Se llama Enrique y es longevo. Tiene artrosis. Ello le dificulta la movilidad y lo condenaba a una vida triste y dolorosa. Algo había que hacer. La cosa no se podía quedar así. Había que pensar “fuera de la cajita”.
La mente humana es muy poderosa. Cuando quiere y se empeña, encuentra solución a lo que algunos dirían, con lamentable mediocridad, que “no tiene remedio”. Le hicieron unas botas. Especiales. De un material que no le resultara incómodo. Y de color negro, para que no desentonara. Se las probaron. Y rogaron que fueran lo suficientemente flexibles, que le aminoraran el dolor, que Enrique las sintiera como propias. Y, ¡Aleluya! Funcionó. Hoy Enrique nada con facilidad y escala sin problemas. Hay felicidad en St. Louis, Missouri. La noticia de “el pingüino con botas” se hizo viral. Y ya con buena parte de la población vacunada contra el COVID, el zoológico recibe muchos visitantes que acuden a ver las danzas de Enrique.
Es una historia hermosa y para nada menor. Porque es la narrativa de la igualdad de oportunidades, de la empatía, de la comprensión de que si uno está mal algo tenemos que hacer para que esté bien.
El egoísmo es una severa enfermedad. Afecta y perjudica a muchos. El egoísta hace daño y, además, excluye, con lo cual perjudica al conjunto social y no solo a los individuos en su cercano entorno.

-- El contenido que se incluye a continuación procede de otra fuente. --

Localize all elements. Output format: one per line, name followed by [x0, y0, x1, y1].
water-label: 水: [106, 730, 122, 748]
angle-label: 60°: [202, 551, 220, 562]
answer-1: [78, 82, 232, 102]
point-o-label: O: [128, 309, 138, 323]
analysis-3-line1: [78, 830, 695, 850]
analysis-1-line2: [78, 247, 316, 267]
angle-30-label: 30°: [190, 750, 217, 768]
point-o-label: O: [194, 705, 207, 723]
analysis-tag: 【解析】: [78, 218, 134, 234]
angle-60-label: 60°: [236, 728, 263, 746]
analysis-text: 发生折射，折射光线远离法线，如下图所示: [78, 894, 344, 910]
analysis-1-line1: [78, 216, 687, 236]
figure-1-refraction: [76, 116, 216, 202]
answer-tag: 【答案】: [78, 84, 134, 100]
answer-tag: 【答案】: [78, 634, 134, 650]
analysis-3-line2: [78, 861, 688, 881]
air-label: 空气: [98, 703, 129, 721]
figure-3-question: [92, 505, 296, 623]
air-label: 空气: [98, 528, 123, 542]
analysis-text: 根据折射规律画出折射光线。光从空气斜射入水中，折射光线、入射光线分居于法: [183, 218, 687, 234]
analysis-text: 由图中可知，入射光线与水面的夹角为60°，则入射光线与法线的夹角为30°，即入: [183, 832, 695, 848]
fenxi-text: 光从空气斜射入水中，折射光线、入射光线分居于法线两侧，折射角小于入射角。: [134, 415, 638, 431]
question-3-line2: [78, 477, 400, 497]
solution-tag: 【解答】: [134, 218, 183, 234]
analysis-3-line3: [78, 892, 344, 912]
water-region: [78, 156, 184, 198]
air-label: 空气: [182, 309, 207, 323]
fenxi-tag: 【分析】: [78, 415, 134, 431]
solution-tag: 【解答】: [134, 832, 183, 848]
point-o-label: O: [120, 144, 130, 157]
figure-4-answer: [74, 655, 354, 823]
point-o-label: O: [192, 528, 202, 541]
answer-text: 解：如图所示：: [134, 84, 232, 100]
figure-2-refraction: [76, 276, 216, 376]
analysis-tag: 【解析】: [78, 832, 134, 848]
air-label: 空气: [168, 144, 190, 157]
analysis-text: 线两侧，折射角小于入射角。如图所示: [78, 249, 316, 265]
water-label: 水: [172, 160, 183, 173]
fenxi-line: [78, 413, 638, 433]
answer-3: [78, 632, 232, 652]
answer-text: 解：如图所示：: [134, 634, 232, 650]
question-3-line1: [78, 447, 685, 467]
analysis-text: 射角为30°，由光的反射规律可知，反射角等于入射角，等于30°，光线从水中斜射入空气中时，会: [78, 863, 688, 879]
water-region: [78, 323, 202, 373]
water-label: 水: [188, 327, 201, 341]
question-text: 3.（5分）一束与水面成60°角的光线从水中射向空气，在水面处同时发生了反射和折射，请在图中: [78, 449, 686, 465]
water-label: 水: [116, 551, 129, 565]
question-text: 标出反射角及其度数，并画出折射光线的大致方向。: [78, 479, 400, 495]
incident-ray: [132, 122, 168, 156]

El egoísta no sabe compartir. Se siente el centro del universo y su complejo de superioridad en realidad esconde su miedo a que quienes lo ven o escuchen se den cuenta de la verdad: que es un ser inferior.
Cuando salimos del círculo vicioso del yoísmo y entendemos que ser egoísta es de tontos y no de inteligentes, entonces la sociedad mejora. Los egoístas restan; los que parten y comparten y no se quedan con la mejor parte, esos suman.